I can remember Duke from when I was growing up in Waikiki. He was a permanent fixture on the beach and kept his surfboard and a koa canoe in the sand under the dining room of the Outrigger Canoe Club, on the present site of the Outrigger Waikiki Hotel. He would swim there every afternoon. A striking but gentle man, he was an outstanding role model for so many of Hawaii’s youth, showing them that coming from our Islands need not be limiting in any way.

I can also remember the worried look on Duke’s face when our company acquired the lease on the Outrigger Canoe Club site in 1963 and was planning to build the Outrigger Waikiki. He was in his 70s at that point and was quite concerned about where he could conveniently keep his surfboard and canoe once construction started. I remember accompanying my father as we walked onto the property we now had under lease. As we were standing on the beachfront boundary, Duke came up and said, “Mr. Kelley, I’ve had my canoe stored on this land for years.
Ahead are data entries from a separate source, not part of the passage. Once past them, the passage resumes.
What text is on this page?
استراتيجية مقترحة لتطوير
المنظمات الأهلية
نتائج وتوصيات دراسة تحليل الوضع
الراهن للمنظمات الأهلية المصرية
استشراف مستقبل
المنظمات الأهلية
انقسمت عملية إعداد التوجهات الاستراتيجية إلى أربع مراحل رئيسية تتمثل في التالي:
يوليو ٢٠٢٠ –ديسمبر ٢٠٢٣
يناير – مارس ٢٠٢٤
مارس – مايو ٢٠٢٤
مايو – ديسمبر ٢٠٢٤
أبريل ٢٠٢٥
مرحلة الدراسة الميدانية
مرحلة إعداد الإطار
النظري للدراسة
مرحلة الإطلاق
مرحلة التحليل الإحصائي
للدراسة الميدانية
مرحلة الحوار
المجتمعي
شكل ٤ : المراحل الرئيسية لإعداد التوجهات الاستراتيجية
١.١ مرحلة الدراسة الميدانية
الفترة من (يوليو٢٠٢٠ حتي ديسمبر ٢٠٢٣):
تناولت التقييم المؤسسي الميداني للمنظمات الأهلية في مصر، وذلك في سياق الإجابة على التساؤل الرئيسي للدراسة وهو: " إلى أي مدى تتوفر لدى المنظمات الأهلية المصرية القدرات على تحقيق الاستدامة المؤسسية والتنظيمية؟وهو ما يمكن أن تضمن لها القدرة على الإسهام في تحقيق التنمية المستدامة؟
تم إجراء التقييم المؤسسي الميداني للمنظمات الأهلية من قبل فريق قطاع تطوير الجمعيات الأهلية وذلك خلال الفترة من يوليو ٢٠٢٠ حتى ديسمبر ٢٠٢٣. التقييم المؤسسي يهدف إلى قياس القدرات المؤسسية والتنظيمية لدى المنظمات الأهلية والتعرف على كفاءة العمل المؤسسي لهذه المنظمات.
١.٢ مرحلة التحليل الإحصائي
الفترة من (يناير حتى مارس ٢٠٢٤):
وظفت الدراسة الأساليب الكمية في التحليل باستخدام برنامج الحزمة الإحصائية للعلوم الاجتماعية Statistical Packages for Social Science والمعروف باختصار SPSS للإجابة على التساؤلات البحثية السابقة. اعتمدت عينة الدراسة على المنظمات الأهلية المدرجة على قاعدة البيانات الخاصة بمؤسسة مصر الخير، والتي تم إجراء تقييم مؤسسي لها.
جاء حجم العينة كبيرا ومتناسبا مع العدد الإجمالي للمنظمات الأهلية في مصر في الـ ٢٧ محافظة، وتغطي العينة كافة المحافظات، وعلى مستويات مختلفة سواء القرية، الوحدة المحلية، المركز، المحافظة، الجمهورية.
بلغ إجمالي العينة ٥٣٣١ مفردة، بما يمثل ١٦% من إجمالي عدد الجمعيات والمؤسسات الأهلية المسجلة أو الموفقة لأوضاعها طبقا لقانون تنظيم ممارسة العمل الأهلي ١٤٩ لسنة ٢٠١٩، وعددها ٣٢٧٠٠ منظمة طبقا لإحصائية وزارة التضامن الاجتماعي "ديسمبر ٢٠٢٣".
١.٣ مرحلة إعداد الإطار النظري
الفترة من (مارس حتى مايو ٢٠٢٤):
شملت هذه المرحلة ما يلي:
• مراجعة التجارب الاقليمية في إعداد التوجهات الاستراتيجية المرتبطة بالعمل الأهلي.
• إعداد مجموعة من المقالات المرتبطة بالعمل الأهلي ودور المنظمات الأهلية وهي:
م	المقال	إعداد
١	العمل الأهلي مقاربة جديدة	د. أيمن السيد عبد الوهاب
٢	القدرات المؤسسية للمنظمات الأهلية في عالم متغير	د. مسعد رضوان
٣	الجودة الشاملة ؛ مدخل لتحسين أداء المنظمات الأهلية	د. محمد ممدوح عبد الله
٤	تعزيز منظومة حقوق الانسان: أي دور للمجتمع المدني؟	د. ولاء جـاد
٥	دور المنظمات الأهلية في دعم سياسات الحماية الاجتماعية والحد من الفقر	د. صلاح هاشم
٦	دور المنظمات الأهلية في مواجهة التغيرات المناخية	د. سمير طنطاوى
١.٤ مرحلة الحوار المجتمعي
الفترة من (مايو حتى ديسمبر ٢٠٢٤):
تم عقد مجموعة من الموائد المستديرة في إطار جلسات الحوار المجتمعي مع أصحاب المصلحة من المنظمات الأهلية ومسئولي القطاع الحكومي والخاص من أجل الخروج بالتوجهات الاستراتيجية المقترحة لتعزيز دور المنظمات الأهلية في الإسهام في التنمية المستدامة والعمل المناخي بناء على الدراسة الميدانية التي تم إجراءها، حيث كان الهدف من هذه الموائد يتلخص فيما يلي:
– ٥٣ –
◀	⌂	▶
Would you mind if I continued to keep it here until you start construction?” Roy replied, “I would be honored if you would do that.” And he made sure there was always a spot for Duke’s canoe through and beyond the construction period.

I would also see Duke at the Hawaiian International Billfish Tournament (HIBT) in Kailua-Kona. I participated in that tournament for a number of years in the 60s and 70s. (Dr. Chuck Kelley, then 9-years-old, accompanied me once.) Duke would fish from his own boat, which I recall was named the Nadu-K, (a melding of his wife’s name – Nadine – and Duke). HIBT founder Peter Fithian recalls that in 1961, when Duke was 71-years-old, he hooked a potentially tournament-winning 441-pound Pacific blue marlin and had almost brought it to gaff when his rod broke, disqualifying the catch under tournament rules. “If you can’t break the record, break the rod,” said Duke afterward, according to an article recounting the battle in the September 4, 1961, issue of Sports Illustrated.

HIBT, now celebrating its 50th year, honors Duke’s memory by annually presenting the Duke Kahanamoku Memorial Award to the angler boating the heaviest qualifying billfish in the tournament.

It gives me great pleasure to know that Duke’s memory continues to be honored in many ways, not least of which is Duke’s OceanFest, a living – and lively – memorial to this exceptional man, which our company supports and in which we enthusiastically participate.